The company that develops a transmission that can take a 36MPG car and transform it into a 60MPG car will have the entire free world BEGGING them for business... i.e. it's not going to happen. There just isn't that much ineficiency in a car's drivetrain to expect 80% mileage improvements.

The only efficiency gains that 7spd DSG could offer over the ECO MT setup would be if it has a taller overall drive ratio in 7th gear that allowed the engine to spin slower while cruising (on the highway, anyways). This would cause a coresponding reduction in top gear acceleration which is something the journalists are already bringing up as an issue with the ECO. True, the DSG could execute a very brief downshift if required, but if that top gear was much taller than the Eco's it would be downshifting all the time!

Around town the DSG would offer a consumption reduction, the extent of which could only be guessed at until it's release becomes reality. It definitely won't be a huge increase, but the Cruze doesn't need a huge increase to be the mileage leader.

I'm guessing a DSG would take the mileage of the 1.4T up to 40-41MPG HWY. Toss in all of the ECO bits and it could be 42-43MPG. This is all depending how tall they go with the 7th gear, and the whole discussion is based on whether they decide to go with the DSG at all.


----------



## cruzeman (Mar 13, 2011)

just buy the manual and get 40 plus now!!! hehehe


----------



## Mrk9182 (Apr 8, 2011)

a regular manual is more fun to drive daily and it is alot cheaper to repair if it ever breaks


----------



## Eco (May 13, 2011)

The next thing they should do for a Cruze Eco would be the "E-Assist" option. Which is what is on the LaCrosse I believe, and will be available on the new Malibu.

The Cruze Eco rolls so well, scrubbing off speed sending it to a battery to power an accessory, or give the car some electric motor boost to 15 or so MPH would be very welcome, at a cost of about $1000 to put in a vehicle it's quite a nice option outside of a full on hybrid.

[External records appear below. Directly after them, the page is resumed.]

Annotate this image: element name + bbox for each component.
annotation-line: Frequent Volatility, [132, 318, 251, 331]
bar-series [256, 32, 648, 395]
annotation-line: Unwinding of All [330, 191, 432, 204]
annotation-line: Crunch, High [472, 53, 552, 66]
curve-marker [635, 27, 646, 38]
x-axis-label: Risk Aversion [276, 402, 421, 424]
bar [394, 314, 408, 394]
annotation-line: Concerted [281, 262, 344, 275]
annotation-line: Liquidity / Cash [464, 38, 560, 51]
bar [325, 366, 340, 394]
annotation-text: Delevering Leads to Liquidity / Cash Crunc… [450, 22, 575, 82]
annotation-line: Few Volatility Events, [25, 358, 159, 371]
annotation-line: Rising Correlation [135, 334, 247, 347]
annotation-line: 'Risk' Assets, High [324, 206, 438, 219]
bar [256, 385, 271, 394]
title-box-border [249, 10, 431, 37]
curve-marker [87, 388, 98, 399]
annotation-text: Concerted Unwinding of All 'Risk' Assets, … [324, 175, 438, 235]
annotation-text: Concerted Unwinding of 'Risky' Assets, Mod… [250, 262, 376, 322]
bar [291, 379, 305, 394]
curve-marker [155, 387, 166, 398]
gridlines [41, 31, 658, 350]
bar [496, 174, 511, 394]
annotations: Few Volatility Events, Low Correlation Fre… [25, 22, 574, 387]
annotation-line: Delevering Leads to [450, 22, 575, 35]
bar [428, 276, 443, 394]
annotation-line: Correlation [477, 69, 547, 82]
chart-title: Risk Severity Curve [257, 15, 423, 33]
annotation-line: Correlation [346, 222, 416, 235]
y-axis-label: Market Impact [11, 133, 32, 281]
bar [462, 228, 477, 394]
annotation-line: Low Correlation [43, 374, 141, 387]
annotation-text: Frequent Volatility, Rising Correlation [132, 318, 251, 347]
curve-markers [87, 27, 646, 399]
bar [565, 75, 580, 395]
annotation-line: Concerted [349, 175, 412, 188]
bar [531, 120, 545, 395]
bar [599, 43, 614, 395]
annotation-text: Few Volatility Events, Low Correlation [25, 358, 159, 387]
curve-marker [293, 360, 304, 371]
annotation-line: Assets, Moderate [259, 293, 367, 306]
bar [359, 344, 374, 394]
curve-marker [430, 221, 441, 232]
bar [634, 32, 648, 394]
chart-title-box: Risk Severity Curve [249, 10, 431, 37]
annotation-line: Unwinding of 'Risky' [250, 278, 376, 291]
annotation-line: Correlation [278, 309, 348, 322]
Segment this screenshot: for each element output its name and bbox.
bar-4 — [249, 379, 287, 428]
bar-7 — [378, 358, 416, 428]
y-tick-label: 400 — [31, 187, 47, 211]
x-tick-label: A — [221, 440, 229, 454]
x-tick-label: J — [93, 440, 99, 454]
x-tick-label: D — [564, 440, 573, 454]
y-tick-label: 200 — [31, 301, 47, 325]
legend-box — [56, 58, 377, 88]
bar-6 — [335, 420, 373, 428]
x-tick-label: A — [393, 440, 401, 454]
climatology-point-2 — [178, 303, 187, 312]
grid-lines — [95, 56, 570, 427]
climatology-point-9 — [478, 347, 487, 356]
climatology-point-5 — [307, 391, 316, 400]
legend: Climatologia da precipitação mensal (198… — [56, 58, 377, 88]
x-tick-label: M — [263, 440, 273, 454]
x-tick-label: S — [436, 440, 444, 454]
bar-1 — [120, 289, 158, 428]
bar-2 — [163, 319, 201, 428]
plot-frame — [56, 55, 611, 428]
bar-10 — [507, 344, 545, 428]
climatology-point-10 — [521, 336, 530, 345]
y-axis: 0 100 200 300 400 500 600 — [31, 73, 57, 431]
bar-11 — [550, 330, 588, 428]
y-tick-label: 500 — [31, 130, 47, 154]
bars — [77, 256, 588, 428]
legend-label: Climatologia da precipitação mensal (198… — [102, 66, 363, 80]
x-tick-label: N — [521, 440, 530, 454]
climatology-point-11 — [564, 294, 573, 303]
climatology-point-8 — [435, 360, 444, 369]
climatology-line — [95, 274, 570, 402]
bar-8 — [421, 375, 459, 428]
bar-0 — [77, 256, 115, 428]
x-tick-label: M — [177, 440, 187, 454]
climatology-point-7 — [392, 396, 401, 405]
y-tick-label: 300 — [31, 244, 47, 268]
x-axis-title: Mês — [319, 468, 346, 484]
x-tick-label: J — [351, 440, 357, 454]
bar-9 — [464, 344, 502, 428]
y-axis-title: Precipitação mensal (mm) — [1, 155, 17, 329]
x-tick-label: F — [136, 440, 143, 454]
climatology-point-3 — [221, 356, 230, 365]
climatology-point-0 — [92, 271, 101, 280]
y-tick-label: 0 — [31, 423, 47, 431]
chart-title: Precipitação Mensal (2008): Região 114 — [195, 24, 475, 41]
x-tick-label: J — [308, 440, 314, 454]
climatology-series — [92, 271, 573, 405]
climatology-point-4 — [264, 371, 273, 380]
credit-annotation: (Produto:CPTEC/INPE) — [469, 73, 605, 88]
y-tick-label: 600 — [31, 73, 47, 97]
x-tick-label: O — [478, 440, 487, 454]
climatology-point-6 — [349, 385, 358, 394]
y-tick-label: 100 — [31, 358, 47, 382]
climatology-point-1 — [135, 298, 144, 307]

A 7 speed dual clutch will not be more efficient than a stick shift, however it could be as efficient, so for those that enjoy the comfort of an automatic can have Manual like economy and drivetrain loss for a price premium.

However, this is why I bought the cruze with the stick 

GM has other interesting techs in the works including some entropy conversion that could take exhaust manifold heat and develop a DC current from it, this would be helpful in a mild hybrid especially when the engine runs often.

There is still a lot of room to grow in that area seeing how an ICE wastes over 65% of it's energy to heat. Part of the reason why I like a turbocharger, it not only uses the piston to force energy to drive the turbine but the physical expansion of a compressed gas converts heat energy into kinetic energy, and thus heat is lost, and turbine speed is gained.


----------